It is a fast paced world in which Cathy Jordan lives, and she lives for every new day. Thoughts are too slow to be useful, instinct is key. Dates pass and assignments are doled out and accomplished in record times. The world revolves around the work Cathy Jordan does.
Every morning, Cathy Jordan wakes up to a very normal and well-known alarm clock beeping, puts on her pair of store-brand gray slippers with the hole in the left sole, and goes to the bathroom. On the way to the toilet, she passes a desk on which sits a clutter of papers and bills, but also a pen in a small cup that reminds her of her brother who had passed away four years ago.
Cathy Jordan arrives at her workplace just before nine in the morning, nearly every morning, and she performs her duties adequately. Every morning, just as she comes to the coffee room, her coworkers fall into a scared and annoyed silence, and one person usually says, simply, "Hello, Cathy." And Cathy Jordan responds, "Hello, (coworkers name)," leaves after her morning cup of coffee is in hand, and begins to work. She types things on old computer screens and watches for memos about meetings and changes in the rules.
If there is ever a problem in the office, she takes care of the trouble-maker before any higher power ever can, because she is efficient in the art of helping when it is not her place to help. She takes the person into a separate room, explains to them the problem with their particular behavior, and smiles at the office manager on her way back to her desk as she leaves the helpless trouble-maker behind. They stare at the window between the office and the separate room and wish they had never come to work with such an excruciatingly horrid person as Cathy Jordan. More often than not, the problem is fixed, though it is rarely because the particular trouble-maker quit, most did not have the opportunity to do so.
Cathy Jordan never considers beginning to work at another job because she has a desk with a window near the water cooler and the restrooms. She also has all her pictures of family members she never speaks to and friends she never calls on her desk in strategic places so that she cannot really see them very well, but other people can and will maybe believe that she has many loved ones. Every time somebody passes her desk, she secretly hopes they will stop for just a moment and ask about the picture of the blond child or the brunette man and his happy wife.

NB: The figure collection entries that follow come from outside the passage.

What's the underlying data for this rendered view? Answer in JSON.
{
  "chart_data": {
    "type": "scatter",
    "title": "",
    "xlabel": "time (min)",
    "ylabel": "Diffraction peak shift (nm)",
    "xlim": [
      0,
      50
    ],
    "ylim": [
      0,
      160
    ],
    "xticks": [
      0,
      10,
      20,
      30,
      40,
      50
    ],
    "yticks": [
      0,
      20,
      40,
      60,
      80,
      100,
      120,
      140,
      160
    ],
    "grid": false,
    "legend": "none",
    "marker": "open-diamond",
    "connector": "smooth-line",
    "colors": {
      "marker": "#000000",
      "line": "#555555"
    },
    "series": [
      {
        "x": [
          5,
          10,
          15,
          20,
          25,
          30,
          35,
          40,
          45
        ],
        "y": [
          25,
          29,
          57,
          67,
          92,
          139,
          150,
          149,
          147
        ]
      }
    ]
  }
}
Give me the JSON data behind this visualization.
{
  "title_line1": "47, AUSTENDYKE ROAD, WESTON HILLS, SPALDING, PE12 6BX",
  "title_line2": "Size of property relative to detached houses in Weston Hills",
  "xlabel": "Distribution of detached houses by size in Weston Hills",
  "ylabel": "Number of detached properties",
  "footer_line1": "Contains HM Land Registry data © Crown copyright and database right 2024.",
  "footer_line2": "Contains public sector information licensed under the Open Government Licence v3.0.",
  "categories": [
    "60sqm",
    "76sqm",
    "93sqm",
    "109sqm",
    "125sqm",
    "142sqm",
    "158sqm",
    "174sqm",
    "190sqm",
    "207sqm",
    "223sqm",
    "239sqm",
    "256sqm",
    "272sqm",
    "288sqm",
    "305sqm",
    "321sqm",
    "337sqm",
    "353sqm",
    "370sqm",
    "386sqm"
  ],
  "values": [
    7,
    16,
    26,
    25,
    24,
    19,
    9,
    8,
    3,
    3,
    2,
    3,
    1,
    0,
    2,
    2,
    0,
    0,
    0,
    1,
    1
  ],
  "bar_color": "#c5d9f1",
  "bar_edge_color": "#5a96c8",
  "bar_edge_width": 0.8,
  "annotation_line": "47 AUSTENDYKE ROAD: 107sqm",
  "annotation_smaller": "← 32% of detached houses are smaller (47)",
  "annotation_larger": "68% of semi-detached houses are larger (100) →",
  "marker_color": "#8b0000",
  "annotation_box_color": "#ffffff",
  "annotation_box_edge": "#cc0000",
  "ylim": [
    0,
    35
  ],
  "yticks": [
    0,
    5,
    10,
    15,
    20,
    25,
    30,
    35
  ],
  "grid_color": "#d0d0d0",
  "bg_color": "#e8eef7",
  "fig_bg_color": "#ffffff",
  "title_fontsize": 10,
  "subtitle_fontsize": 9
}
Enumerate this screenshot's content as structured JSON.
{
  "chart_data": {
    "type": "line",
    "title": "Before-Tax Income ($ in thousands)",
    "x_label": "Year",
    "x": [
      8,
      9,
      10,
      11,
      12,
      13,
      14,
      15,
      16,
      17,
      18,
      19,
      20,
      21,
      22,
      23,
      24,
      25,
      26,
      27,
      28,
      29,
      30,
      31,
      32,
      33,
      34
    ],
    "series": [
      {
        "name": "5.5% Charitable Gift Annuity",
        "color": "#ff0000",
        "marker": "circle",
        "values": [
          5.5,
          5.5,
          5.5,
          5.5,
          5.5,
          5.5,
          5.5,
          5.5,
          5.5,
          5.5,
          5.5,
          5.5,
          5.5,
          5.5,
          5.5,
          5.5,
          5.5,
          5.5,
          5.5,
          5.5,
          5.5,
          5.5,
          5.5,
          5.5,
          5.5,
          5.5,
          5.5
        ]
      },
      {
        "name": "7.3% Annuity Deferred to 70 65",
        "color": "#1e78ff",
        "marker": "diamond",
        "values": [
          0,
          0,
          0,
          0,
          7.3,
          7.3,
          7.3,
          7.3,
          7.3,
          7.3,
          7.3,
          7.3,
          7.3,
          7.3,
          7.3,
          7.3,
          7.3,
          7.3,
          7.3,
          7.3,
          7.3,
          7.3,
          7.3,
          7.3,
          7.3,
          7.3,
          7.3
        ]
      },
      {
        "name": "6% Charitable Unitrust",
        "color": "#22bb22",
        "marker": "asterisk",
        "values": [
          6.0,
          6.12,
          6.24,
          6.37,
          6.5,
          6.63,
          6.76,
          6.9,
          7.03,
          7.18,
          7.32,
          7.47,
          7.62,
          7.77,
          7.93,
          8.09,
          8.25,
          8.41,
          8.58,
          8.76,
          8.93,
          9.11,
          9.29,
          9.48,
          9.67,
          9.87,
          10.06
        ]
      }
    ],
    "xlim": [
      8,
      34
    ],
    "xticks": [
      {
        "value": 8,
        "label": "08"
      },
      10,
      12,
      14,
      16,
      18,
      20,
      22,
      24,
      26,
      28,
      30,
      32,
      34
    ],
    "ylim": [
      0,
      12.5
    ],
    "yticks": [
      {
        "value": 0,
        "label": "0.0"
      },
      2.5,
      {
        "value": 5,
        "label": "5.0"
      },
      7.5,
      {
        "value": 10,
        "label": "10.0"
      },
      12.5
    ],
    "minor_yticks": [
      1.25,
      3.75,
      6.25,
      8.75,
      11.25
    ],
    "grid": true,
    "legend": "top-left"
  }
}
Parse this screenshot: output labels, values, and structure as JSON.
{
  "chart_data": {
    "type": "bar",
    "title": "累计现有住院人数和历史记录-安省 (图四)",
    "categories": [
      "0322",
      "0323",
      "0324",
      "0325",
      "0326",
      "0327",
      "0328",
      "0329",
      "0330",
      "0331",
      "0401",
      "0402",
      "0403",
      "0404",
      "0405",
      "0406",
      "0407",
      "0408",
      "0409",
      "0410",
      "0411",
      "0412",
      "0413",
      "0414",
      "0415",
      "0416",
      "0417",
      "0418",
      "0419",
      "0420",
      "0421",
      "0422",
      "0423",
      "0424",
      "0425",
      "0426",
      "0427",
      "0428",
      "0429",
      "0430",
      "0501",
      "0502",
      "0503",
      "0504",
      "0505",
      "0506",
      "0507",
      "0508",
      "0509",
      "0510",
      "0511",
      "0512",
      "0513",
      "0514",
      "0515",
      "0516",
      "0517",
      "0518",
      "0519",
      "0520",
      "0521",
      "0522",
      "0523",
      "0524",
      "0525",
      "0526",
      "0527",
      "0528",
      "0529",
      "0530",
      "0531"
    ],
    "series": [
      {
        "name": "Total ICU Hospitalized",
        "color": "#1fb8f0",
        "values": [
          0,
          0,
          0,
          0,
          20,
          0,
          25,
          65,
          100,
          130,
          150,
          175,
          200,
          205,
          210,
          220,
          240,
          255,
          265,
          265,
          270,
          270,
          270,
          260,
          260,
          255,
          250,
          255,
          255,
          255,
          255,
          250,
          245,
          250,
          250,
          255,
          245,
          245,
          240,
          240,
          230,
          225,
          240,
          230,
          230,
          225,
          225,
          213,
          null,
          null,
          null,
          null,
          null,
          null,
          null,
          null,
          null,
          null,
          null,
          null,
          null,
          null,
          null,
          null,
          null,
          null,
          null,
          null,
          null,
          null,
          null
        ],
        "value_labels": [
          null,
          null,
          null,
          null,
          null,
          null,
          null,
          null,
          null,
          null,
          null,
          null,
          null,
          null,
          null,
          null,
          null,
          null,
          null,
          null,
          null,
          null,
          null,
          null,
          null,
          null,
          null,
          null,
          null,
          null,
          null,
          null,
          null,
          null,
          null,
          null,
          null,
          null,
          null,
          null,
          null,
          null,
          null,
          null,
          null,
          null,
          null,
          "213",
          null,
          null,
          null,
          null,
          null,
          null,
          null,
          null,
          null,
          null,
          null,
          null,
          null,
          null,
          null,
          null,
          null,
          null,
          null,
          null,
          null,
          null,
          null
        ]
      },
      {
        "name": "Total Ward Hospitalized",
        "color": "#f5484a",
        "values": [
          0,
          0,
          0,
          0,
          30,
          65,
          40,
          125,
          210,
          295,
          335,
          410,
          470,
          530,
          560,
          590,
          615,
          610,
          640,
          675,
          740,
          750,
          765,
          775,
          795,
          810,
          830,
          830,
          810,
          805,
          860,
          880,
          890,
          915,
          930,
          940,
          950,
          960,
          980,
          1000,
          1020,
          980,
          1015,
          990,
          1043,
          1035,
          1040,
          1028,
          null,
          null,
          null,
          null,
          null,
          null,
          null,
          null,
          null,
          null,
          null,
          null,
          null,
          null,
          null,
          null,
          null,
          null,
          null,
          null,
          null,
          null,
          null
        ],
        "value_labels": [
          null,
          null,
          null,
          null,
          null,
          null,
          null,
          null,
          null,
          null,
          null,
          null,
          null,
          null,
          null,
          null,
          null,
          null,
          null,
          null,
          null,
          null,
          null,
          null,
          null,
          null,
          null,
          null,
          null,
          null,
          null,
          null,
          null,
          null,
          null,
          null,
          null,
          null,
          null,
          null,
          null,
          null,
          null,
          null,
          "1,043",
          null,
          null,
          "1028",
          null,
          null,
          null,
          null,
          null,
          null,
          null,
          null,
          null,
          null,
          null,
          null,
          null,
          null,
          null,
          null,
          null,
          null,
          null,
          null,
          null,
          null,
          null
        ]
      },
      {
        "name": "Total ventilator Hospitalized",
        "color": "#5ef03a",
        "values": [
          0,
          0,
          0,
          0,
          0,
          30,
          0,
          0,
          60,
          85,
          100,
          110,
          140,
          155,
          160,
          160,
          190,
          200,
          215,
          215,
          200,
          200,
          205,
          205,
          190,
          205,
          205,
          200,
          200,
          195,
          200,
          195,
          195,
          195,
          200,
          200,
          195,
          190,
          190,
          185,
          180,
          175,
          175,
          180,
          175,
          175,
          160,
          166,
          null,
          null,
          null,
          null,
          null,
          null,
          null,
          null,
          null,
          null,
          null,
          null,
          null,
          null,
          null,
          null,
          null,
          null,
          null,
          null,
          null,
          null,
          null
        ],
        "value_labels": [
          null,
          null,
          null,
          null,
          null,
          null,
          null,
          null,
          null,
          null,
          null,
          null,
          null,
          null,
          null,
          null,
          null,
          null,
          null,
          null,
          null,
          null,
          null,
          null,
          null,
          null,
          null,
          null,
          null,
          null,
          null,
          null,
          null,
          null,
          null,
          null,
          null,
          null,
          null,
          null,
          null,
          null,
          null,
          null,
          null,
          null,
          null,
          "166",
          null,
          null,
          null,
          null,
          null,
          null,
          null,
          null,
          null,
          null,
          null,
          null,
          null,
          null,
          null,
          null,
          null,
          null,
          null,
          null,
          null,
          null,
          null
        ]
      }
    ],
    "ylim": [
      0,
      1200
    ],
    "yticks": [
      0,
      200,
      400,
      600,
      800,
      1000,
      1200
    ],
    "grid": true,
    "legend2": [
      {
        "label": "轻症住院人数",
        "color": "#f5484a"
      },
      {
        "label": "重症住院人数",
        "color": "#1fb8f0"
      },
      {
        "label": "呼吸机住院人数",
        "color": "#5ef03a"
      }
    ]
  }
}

Nobody ever asks but Cathy never allows herself to be distracted enough by that fact that it affects her work-flow. She is a very focused woman.
Every night, Cathy Jordan walks to her average, useful car in the company parking lot, her heels clicking on the painted concrete. She drives home and passes several bridges with homeless men living beneath them in impoverished, starving comfort, and she pretends not to notice them, nor the stop sign at a corner that nobody ever drives down but her.
She drives home and fixes herself a dinner with cheaper, off-brand products and never eats fresh fruit, only canned, and she flips through channels on her average sized TV. She decides on the same show every single time, even though she misses the first ten minutes while she tries to pretend that she could decide on a different show if she wanted to. She likes to keep her options open.
As she goes to bed, she passes by that same cluttered desk and stares for a moment at the pen in the cup and then she walks through the door. She arranges her gray slippers next to her bed, pulls back the covers, and spends the next half hour crying with a pain that cannot be helped by medication because she would never admit to anyone that she wants to die. In the morning, the tears will have dried and Cathy Jordan will begin again.
JFYI- there will be more of these stories coming. I'm working on a one-page story book. Enjoy!
7 comments:
Well that was certainly sobering. I feel like Cathy Jordan might be the sort of person that refers to Cathy Jordan in the 3rd person, if she ever talked to anybody. I want to love her because she's a tortured soul, but I want to hate her because she seems like an unsympathetic bitch. lol
I was hoping for a reaction like that. Thanks for reading. :D
I LIVE TO SERVE THE AUTHORITIC MASSES. AND YES I DID JUST MAKE UP A WORD TO MAKE MY POINT.
hey, you have something like "poetic license," which I'll call "interetic license."
Interetic? You should elaborate. The root word evades me.
oh shoot. I meant internet-ic. D:
Oh I understand now. Very good. I will hold this obviously highly valued license near and dear to my heart. Also, I like the word verification it gave me this time: "Orsesses". I think I might start using that as an internet tag.